Par Didier Pasamonik (L’Agence BD) le 17 octobre 2008                      Lien  
À Francfort, une intervention publique de Chuck Rozanski, le patron de la librairie spécialisée de comics Mile High Comics a fait sensation. Selon lui, la bande dessinée américaine subit une curieuse transformation : elle serait devenue le secteur « Recherche et Développement » (R&D) d’idées pour Hollywood.
La Bande Dessinée, Recherche & Développement du cinéma ?
Hellboy, en salle en France le 29 octobre 2008
(c) Paramount Pictures France

Avec son catogan et sa cravate western, Chuck Rozanski est une figure de la Foire du Francfort où il se rend depuis 25 ans pour recruter des clients pour sa boutique Mile High Comics, le rendez-vous des amateurs de comics depuis 1974, en particulier depuis sa présence en ligne dans les années 1990. Il a connu dix présidents de Marvel successifs. « Je collectionne leurs cartes de visite » plaisante-t-il. Sa force ? Il entretient un stock permanent, la plupart des comics étant disponibles chez lui quand ils sont épuisés chez Amazon ou dans d’autres points de vente. Depuis plusieurs années, Rozanski pèse sur le marché de la BD aux États-Unis au point qu’on a pu le retrouver comme conseiller de Marvel ou DC ou dans le board d’un groupe d’investisseurs prêt à débourser 250 millions de dollars en cash lors du dépôt de bilan de Marvel en 1998.

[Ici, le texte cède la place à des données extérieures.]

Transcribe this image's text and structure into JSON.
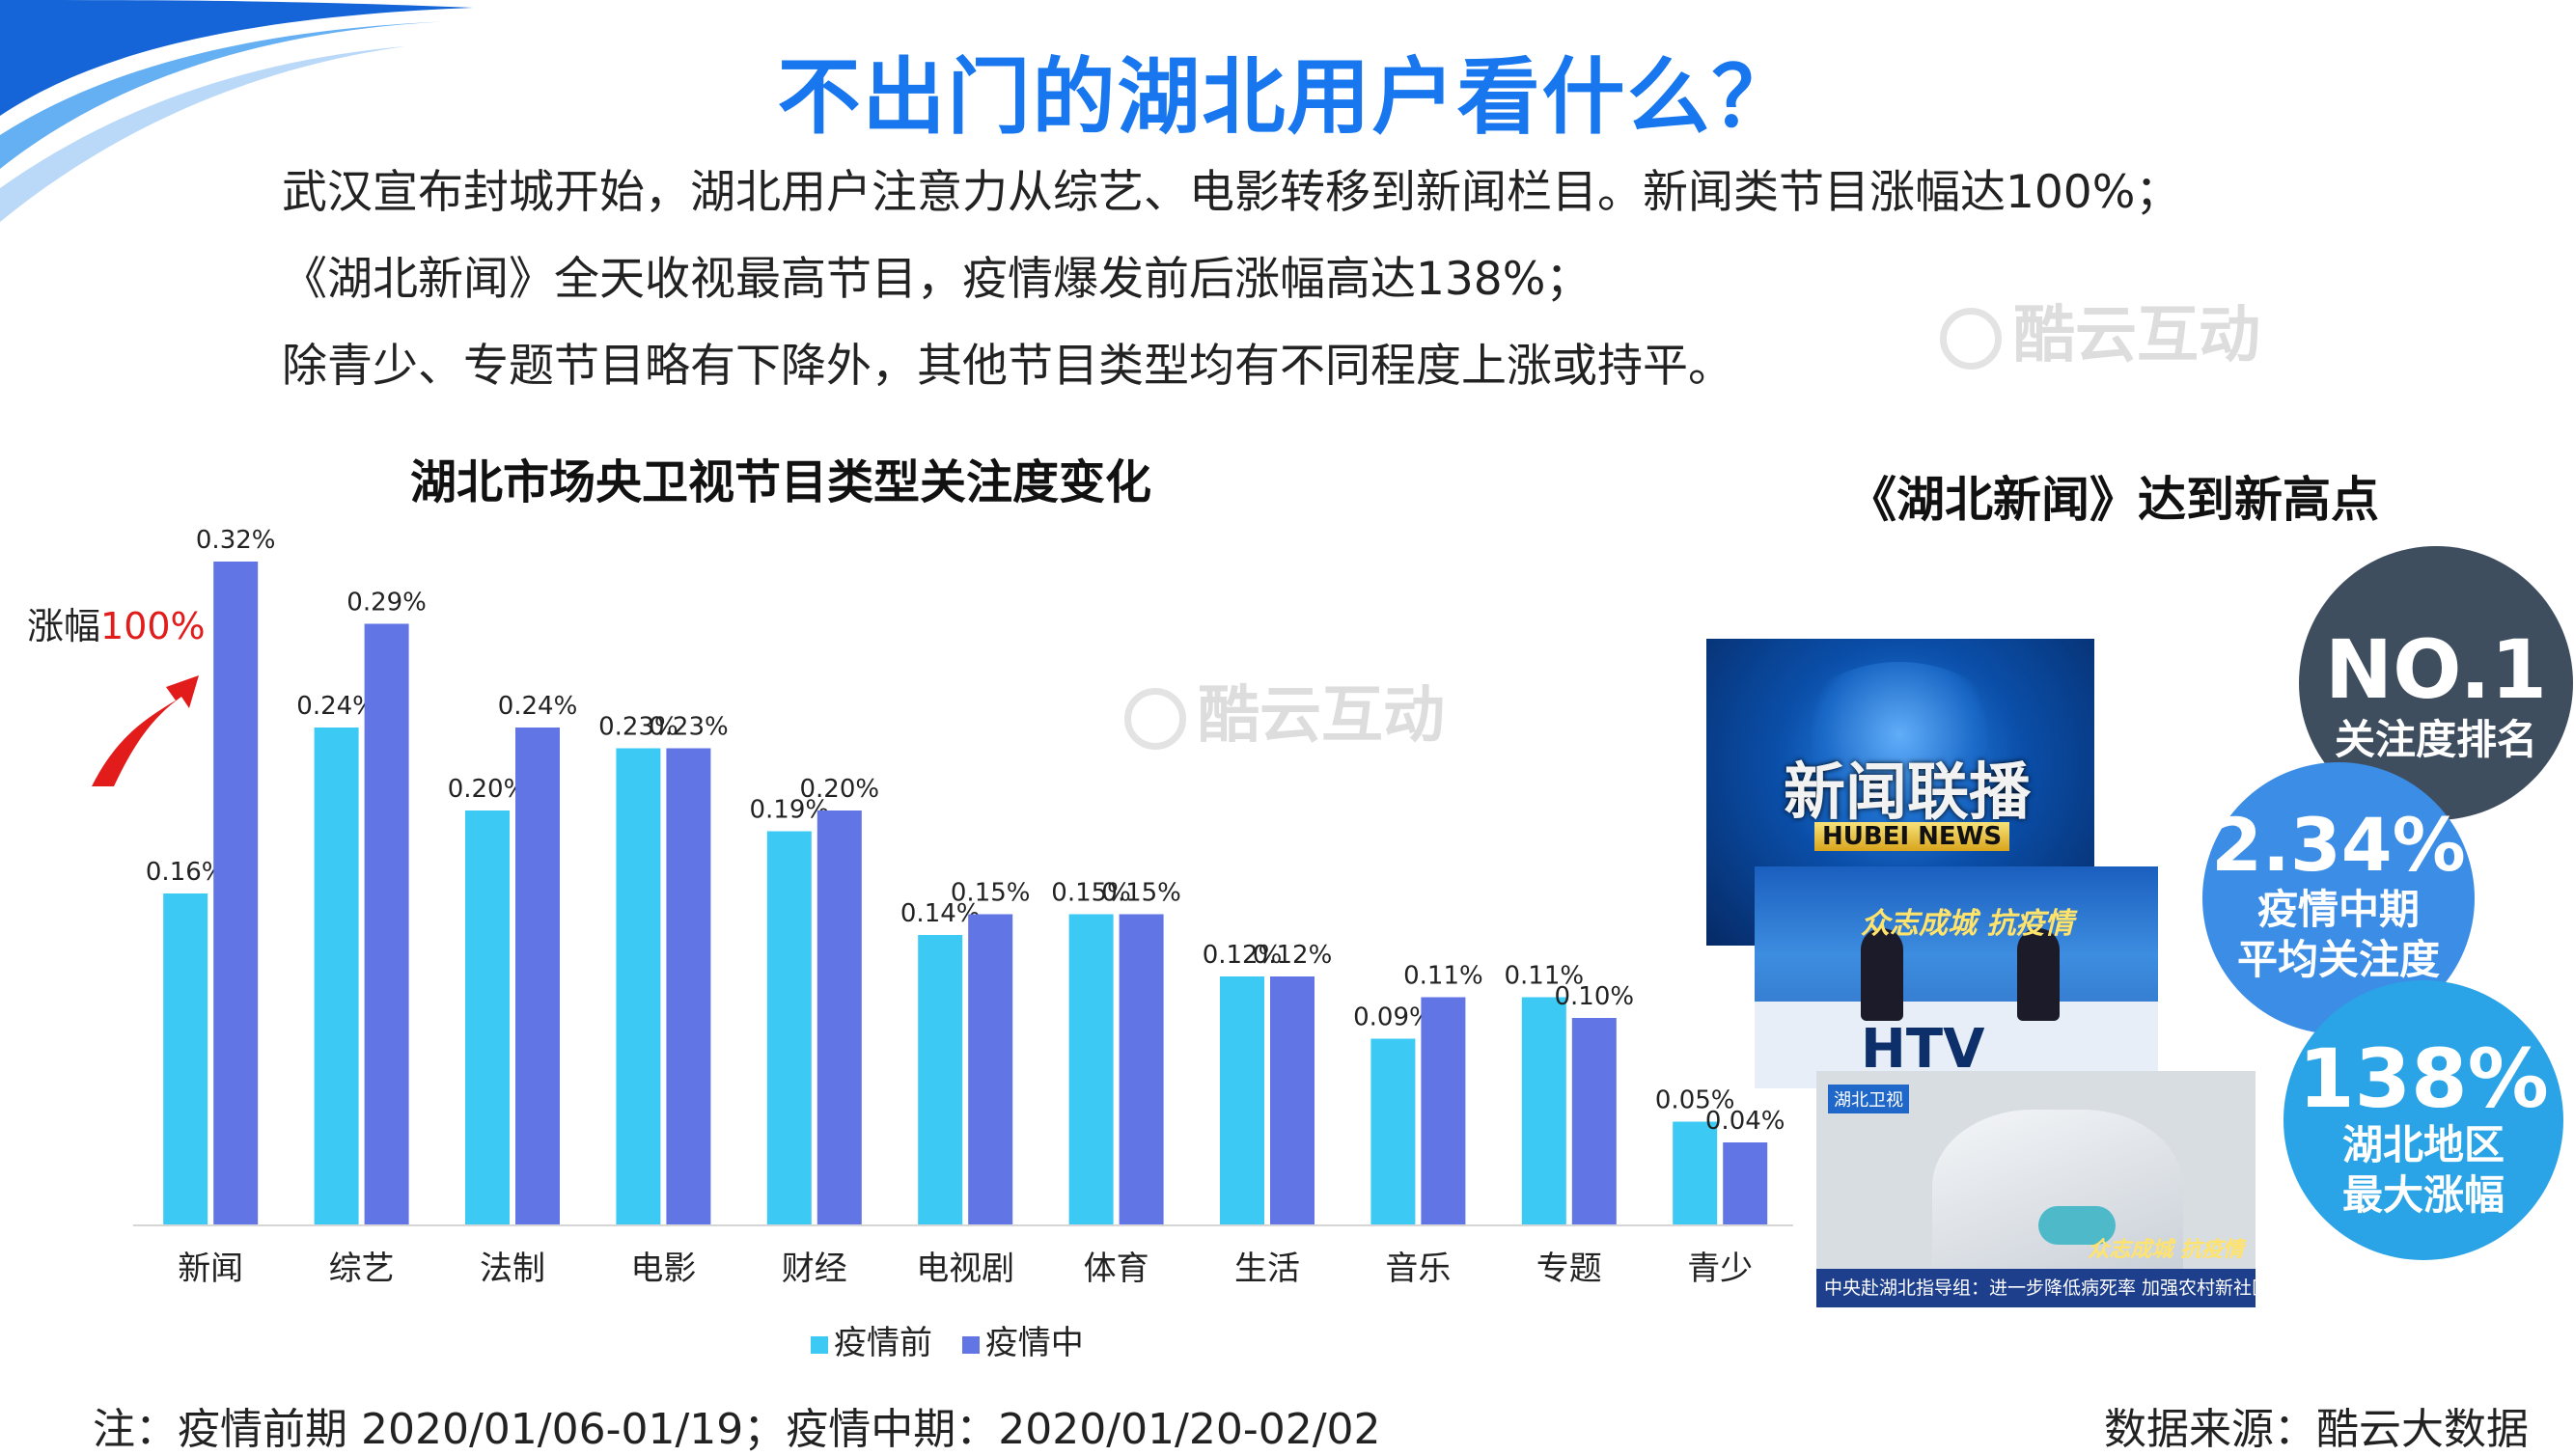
{
  "title": "不出门的湖北用户看什么？",
  "paragraphs": [
    "武汉宣布封城开始，湖北用户注意力从综艺、电影转移到新闻栏目。新闻类节目涨幅达100%；",
    "《湖北新闻》全天收视最高节目，疫情爆发前后涨幅高达138%；",
    "除青少、专题节目略有下降外，其他节目类型均有不同程度上涨或持平。"
  ],
  "watermark": "酷云互动",
  "rise_label": {
    "prefix": "涨幅",
    "value": "100%"
  },
  "right_panel": {
    "title": "《湖北新闻》达到新高点",
    "shots": {
      "shot1_cn": "新闻联播",
      "shot1_en": "HUBEI NEWS",
      "shot2_slogan": "众志成城 抗疫情",
      "shot2_htv": "HTV",
      "shot3_logo": "湖北卫视",
      "shot3_slogan": "众志成城 抗疫情",
      "shot3_ticker": "中央赴湖北指导组：进一步降低病死率 加强农村新社区防控"
    },
    "badges": [
      {
        "big": "NO.1",
        "sub": "关注度排名"
      },
      {
        "big": "2.34%",
        "sub1": "疫情中期",
        "sub2": "平均关注度"
      },
      {
        "big": "138%",
        "sub1": "湖北地区",
        "sub2": "最大涨幅"
      }
    ]
  },
  "chart_data": {
    "type": "bar",
    "title": "湖北市场央卫视节目类型关注度变化",
    "categories": [
      "新闻",
      "综艺",
      "法制",
      "电影",
      "财经",
      "电视剧",
      "体育",
      "生活",
      "音乐",
      "专题",
      "青少"
    ],
    "series": [
      {
        "name": "疫情前",
        "color": "#3ccaf5",
        "values": [
          0.16,
          0.24,
          0.2,
          0.23,
          0.19,
          0.14,
          0.15,
          0.12,
          0.09,
          0.11,
          0.05
        ]
      },
      {
        "name": "疫情中",
        "color": "#6275e4",
        "values": [
          0.32,
          0.29,
          0.24,
          0.23,
          0.2,
          0.15,
          0.15,
          0.12,
          0.11,
          0.1,
          0.04
        ]
      }
    ],
    "value_suffix": "%",
    "ylim": [
      0,
      0.32
    ],
    "grid": false,
    "legend_position": "bottom"
  },
  "footnote": "注：疫情前期 2020/01/06-01/19；疫情中期：2020/01/20-02/02",
  "source": "数据来源：酷云大数据"
}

Ne mâchant pas ses mots, Chuck estime que la bande dessinée aux USA est totalement à la remorque d’Hollywood. Il considère que les ventes ont tellement baissé que l’éditorial n’est plus rentable. « Mais il suffit, dit-il, d’un seul « Batman : The Dark Knight » ou d’un seul « Spider-Man » pour financer toutes les productions de l’année  ». Et les Graphic Novels ? Pas mieux : « Un sur cinq seulement est rentable » estime l’expert qui considère que la Small Press a comme seul objectif de viser le seuil de rentabilité, c’est tout. Dès lors, la dérive est patente.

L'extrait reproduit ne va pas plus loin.